2. The Humanoid Stack: A Systems Overview
Deconstructing the Robot: A Layered Approach
A humanoid robot is one of the most complex systems ever engineered. To manage this complexity, designers and roboticists think in terms of a "stack"—a set of hierarchical layers where each layer builds upon the services provided by the one below it. This is analogous to how a computer's operating system stack works, with the physical hardware at the bottom and user applications at the top.
This layered approach allows for modularity and abstraction. A team working on high-level decision-making doesn't need to worry about the specific voltages being sent to a motor. They only need to trust that the lower layers will faithfully execute their commands (e.g., "walk forward").
The flow of information is typically bidirectional:
- Commands flow down: High-level goals are progressively broken down into more concrete instructions at each layer.
- Data flows up: Low-level sensor data is processed and fused into progressively more abstract and meaningful representations as it moves up the stack.
Let's explore the key layers of a typical humanoid robot stack.
1. The Hardware Layer: The Physical Foundation
This is the layer you can physically touch. It is the foundation upon which all software runs and all actions are performed.
- Actuators: These are the robot's "muscles." They are typically electric motors (e.g., brushless DC motors) combined with gear trains that generate the torque needed to move the robot's joints.
- Sensors: The robot's senses. This is a rich and diverse set of components, including:
- Cameras (Vision): Provide rich visual information about the environment.
- LiDAR (Light Detection and Ranging): Creates 3D point clouds of the environment for mapping and obstacle avoidance.
- Inertial Measurement Units (IMUs): Measure orientation and angular velocity, crucial for balance.
- Joint Encoders: Report the precise angle of each joint.
- Force-Torque Sensors: Measure the forces and torques exerted on the robot's limbs, essential for manipulation and balance.
- Compute: The robot's "brain." This includes onboard computers, often with powerful GPUs for parallel processing of AI and perception algorithms.
- Frame: The robot's skeleton, providing structural integrity.
2. Low-Level Control: The "Spinal Cord"
This layer acts as the robot's reflexive spinal cord. It runs on a real-time operating system (RTOS), which guarantees that commands are executed within strict time constraints (often on the order of milliseconds).

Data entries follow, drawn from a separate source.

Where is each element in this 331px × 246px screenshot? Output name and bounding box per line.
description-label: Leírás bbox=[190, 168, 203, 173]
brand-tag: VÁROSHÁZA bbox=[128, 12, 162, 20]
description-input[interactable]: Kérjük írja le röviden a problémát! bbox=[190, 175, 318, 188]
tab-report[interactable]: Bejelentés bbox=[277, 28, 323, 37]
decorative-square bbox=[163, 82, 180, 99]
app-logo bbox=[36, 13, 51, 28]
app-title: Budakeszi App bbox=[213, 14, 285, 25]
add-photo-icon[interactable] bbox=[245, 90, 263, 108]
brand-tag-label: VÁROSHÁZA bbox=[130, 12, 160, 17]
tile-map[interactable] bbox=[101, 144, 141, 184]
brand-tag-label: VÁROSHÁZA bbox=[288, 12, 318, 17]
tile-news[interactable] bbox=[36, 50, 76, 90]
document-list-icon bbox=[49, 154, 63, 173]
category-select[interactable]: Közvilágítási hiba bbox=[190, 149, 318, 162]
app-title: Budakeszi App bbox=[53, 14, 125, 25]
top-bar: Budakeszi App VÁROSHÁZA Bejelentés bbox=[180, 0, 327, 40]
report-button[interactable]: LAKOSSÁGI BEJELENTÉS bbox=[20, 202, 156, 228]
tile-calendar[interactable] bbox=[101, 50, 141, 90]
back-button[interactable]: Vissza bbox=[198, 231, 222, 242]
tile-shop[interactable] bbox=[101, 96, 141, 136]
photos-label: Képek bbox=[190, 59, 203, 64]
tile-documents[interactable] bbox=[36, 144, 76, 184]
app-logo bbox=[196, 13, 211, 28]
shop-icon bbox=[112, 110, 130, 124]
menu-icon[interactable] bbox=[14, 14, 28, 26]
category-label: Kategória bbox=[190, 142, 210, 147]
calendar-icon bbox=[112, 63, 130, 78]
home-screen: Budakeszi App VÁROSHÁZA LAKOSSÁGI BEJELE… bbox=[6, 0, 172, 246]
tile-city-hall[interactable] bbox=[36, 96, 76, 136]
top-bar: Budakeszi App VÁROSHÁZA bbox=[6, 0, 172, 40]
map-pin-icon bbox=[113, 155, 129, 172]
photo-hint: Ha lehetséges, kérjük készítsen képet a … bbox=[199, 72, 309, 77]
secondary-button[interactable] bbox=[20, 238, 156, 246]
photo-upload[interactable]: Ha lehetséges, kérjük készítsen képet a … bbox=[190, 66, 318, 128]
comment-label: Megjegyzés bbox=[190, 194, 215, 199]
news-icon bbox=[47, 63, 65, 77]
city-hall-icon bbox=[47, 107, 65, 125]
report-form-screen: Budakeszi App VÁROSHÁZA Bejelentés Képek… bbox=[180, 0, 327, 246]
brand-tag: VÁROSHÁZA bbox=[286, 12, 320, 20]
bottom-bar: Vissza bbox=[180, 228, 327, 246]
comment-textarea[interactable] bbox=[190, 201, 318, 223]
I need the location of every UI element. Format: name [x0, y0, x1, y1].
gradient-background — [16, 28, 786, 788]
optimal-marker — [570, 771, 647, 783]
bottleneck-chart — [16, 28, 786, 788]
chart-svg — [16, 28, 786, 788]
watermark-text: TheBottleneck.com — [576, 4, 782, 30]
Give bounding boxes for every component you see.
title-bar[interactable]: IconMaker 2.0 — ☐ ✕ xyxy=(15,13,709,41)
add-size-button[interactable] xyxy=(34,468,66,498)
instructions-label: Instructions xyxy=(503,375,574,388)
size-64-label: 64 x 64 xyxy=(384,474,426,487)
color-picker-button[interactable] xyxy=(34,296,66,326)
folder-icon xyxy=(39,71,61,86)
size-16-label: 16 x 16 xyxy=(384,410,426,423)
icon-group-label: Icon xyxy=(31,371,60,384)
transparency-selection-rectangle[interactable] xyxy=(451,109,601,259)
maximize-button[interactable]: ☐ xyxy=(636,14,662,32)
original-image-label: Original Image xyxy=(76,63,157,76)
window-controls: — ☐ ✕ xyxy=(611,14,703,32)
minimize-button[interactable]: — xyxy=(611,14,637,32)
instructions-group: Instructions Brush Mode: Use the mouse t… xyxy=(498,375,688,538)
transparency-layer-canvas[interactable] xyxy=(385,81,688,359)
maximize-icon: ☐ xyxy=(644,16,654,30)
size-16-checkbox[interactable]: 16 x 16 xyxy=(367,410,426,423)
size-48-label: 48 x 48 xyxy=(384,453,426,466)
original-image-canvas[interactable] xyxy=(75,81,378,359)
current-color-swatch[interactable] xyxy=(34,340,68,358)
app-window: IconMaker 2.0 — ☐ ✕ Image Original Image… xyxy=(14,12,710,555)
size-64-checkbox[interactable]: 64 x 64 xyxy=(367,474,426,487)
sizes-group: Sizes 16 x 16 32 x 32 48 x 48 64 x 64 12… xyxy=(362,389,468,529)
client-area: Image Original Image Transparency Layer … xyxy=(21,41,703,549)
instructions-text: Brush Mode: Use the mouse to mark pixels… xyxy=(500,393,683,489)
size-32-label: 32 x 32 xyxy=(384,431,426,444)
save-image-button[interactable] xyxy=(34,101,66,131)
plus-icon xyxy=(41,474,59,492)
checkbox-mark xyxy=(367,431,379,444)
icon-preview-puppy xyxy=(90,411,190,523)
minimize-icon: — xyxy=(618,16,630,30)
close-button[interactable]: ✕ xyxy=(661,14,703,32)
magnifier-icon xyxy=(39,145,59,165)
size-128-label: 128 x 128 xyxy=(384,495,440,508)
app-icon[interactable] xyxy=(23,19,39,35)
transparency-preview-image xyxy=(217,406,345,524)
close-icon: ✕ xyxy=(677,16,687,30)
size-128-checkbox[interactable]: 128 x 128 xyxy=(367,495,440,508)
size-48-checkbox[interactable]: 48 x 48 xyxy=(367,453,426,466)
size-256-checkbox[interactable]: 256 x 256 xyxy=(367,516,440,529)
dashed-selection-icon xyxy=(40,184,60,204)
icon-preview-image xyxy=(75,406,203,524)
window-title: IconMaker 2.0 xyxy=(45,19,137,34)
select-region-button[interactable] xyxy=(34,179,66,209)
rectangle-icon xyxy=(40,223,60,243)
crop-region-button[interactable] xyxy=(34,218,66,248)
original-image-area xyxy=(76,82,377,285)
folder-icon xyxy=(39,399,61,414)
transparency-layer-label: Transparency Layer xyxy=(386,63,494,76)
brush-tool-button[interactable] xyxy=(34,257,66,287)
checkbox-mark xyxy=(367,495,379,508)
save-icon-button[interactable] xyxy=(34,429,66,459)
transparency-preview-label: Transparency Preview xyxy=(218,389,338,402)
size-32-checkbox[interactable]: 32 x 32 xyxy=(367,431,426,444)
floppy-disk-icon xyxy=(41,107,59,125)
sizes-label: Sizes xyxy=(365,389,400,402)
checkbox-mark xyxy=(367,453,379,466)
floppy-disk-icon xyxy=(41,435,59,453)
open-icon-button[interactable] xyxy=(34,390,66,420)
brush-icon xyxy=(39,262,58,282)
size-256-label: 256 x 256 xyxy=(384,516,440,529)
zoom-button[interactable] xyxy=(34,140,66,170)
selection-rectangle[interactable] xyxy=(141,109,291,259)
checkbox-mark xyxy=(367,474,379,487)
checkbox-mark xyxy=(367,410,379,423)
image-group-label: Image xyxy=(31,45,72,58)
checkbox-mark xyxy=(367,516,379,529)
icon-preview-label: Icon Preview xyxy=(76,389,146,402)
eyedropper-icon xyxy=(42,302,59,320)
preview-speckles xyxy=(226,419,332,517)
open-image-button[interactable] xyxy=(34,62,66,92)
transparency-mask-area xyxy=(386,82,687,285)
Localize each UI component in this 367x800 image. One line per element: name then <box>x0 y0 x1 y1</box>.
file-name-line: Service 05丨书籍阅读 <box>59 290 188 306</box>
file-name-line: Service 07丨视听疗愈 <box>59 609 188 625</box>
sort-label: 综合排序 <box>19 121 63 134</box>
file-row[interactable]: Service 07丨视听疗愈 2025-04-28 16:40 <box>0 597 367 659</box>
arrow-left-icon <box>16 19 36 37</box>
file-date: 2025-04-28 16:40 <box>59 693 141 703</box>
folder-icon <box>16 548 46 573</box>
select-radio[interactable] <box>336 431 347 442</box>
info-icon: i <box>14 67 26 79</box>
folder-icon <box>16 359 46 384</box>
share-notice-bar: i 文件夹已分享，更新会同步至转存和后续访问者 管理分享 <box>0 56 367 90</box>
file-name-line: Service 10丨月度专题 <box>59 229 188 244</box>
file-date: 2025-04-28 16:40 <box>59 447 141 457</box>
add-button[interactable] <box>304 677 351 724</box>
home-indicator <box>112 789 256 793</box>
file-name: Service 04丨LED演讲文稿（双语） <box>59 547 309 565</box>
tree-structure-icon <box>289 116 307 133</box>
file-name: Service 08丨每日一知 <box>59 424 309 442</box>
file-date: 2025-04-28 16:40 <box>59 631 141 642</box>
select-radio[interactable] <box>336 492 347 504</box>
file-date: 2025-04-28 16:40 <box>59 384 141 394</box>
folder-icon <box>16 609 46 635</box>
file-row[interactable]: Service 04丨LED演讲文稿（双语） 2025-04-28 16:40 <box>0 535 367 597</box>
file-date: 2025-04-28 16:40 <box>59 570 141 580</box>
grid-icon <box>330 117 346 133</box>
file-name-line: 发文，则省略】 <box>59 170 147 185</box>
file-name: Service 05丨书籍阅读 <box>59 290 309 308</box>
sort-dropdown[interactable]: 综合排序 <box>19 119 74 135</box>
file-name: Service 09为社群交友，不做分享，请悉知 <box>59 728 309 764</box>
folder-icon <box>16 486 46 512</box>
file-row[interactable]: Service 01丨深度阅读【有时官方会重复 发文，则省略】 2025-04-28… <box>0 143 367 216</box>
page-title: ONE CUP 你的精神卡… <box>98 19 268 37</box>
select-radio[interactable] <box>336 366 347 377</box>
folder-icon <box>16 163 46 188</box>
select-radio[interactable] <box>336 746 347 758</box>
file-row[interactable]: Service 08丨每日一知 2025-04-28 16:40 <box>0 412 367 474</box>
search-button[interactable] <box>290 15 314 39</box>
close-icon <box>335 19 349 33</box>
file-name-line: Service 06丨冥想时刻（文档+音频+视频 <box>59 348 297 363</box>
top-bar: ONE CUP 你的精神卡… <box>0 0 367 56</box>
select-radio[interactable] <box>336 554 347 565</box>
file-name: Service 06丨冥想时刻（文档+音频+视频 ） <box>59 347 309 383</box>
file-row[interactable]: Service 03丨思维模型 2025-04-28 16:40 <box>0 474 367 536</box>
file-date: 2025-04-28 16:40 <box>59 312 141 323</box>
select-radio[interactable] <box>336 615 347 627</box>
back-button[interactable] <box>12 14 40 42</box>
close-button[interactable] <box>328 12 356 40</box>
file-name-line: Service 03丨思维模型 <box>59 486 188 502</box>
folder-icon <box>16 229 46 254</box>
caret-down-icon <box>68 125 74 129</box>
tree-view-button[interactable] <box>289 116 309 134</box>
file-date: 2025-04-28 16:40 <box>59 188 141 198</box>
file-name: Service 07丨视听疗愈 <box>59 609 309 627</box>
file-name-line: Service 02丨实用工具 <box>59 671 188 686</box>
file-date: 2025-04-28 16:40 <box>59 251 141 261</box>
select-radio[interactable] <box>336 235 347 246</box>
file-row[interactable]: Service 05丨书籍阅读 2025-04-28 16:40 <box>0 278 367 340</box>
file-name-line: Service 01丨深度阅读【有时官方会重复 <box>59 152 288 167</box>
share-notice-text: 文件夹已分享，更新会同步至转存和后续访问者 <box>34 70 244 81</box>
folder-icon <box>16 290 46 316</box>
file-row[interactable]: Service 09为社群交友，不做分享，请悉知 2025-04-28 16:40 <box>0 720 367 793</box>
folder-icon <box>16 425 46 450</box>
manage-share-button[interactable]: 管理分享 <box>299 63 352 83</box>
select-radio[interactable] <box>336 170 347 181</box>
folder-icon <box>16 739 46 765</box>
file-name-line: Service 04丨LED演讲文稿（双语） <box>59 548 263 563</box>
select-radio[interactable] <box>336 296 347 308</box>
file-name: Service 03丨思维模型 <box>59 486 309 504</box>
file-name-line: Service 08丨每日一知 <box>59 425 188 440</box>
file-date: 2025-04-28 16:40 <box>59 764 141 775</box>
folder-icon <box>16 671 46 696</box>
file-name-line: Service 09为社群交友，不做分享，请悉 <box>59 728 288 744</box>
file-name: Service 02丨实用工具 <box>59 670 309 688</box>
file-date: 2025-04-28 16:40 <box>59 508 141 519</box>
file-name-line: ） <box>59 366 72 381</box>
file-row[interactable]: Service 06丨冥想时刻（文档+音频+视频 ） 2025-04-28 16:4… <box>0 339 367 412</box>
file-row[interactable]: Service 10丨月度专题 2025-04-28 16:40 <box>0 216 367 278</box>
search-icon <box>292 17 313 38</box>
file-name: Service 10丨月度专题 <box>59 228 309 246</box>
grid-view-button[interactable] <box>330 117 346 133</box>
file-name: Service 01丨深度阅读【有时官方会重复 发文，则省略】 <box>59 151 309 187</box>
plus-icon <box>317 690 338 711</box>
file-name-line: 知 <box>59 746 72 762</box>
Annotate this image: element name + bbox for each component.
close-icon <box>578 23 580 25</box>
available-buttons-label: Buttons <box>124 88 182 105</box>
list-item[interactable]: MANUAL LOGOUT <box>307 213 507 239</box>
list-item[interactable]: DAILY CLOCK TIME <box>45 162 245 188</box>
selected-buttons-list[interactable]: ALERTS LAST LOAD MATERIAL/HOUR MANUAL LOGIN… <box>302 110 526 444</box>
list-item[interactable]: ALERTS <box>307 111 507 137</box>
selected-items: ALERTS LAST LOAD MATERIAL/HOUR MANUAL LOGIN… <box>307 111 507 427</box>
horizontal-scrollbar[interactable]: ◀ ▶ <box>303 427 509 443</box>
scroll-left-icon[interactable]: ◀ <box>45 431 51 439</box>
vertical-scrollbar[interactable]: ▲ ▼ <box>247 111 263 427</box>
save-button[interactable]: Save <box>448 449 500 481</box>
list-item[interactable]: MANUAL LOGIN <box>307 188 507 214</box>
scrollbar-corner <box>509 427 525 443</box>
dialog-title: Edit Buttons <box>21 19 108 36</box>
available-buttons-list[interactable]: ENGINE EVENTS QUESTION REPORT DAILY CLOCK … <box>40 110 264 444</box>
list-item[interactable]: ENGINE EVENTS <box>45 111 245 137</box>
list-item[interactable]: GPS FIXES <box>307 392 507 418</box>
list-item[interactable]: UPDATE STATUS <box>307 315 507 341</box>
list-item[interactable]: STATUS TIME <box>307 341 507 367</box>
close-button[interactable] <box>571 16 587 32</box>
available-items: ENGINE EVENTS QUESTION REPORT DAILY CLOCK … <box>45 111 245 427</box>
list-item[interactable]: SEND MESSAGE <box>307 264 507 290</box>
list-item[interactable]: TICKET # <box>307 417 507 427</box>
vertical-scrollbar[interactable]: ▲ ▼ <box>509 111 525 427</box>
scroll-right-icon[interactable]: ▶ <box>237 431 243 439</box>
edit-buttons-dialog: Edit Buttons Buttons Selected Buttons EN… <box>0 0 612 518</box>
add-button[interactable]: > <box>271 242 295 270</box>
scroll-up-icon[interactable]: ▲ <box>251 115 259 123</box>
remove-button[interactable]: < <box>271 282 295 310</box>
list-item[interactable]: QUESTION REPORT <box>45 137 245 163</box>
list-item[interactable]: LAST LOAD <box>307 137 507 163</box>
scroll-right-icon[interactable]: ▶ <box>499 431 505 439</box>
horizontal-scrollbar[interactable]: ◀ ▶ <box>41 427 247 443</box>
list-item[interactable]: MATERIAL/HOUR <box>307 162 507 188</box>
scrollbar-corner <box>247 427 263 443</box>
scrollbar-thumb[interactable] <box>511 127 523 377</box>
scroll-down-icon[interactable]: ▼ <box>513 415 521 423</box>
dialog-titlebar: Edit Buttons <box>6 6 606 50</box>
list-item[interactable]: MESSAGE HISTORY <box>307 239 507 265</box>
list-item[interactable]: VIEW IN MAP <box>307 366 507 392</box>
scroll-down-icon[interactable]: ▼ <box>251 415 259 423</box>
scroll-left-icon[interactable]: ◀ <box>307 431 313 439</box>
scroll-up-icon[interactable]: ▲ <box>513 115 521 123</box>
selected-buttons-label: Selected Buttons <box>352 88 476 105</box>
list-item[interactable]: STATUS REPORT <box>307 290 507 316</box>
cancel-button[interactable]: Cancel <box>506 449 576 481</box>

- Function: Its primary job is to take commands from the mid-level controller (e.g., "move joint 5 to 90 degrees") and translate them into the precise electrical signals sent to the actuators.
- Feedback Control: It uses classic control algorithms like PID (Proportional-Integral-Derivative) controllers to ensure the joints reach and maintain the desired positions and velocities, constantly correcting for errors detected by the joint encoders and other sensors.
- Data Upstream: It collects and sends raw or lightly filtered sensor data up to the next layer.
3. Mid-Level Control & Modeling: The "Cerebellum"
This layer is responsible for coordinated, whole-body motion and for building a coherent understanding of the world. It's the robot's center for balance and movement.
- Whole-Body Control (WBC): Instead of controlling one joint at a time, WBC algorithms coordinate all joints simultaneously to achieve a task, like keeping the robot balanced while reaching for an object.
- State Estimation: This is a critical process where data from multiple sensors (IMU, encoders, vision) is fused together to produce a single, reliable estimate of the robot's state—its position, orientation, and velocity in the world.
- Motion Planning: This component generates the smooth trajectories for the robot's limbs and torso to execute movements like walking, waving, or grasping. It takes a command like "walk forward at 0.5 m/s" and turns it into a continuous stream of target joint angles for the low-level controller.
4. High-Level Planning & Task Layer: The "Cortex"
This is the most cognitive layer of the stack, where the robot reasons about its goals and the world.
- Task Planning: This component breaks down high-level, abstract commands (e.g., "clean the table") into a logical sequence of smaller actions that the mid-level controller can understand (e.g.,
[walk to table],[identify objects],[pick up cup],[place in bin]). - Behavior Models: This is often implemented using structures like Behavior Trees or Finite-State Machines that manage the robot's current state and transitions between different behaviors.
- Interfacing with AI Models: This layer increasingly interacts with large-scale AI models. A Vision-Language Model (VLM) might be used to interpret a scene, or a Large Language Model (LLM) could help break down a complex natural language command into a feasible task plan.
As we move through the following chapters, we will dive deep into each of these layers, exploring the specific algorithms and engineering principles that bring a humanoid robot to life.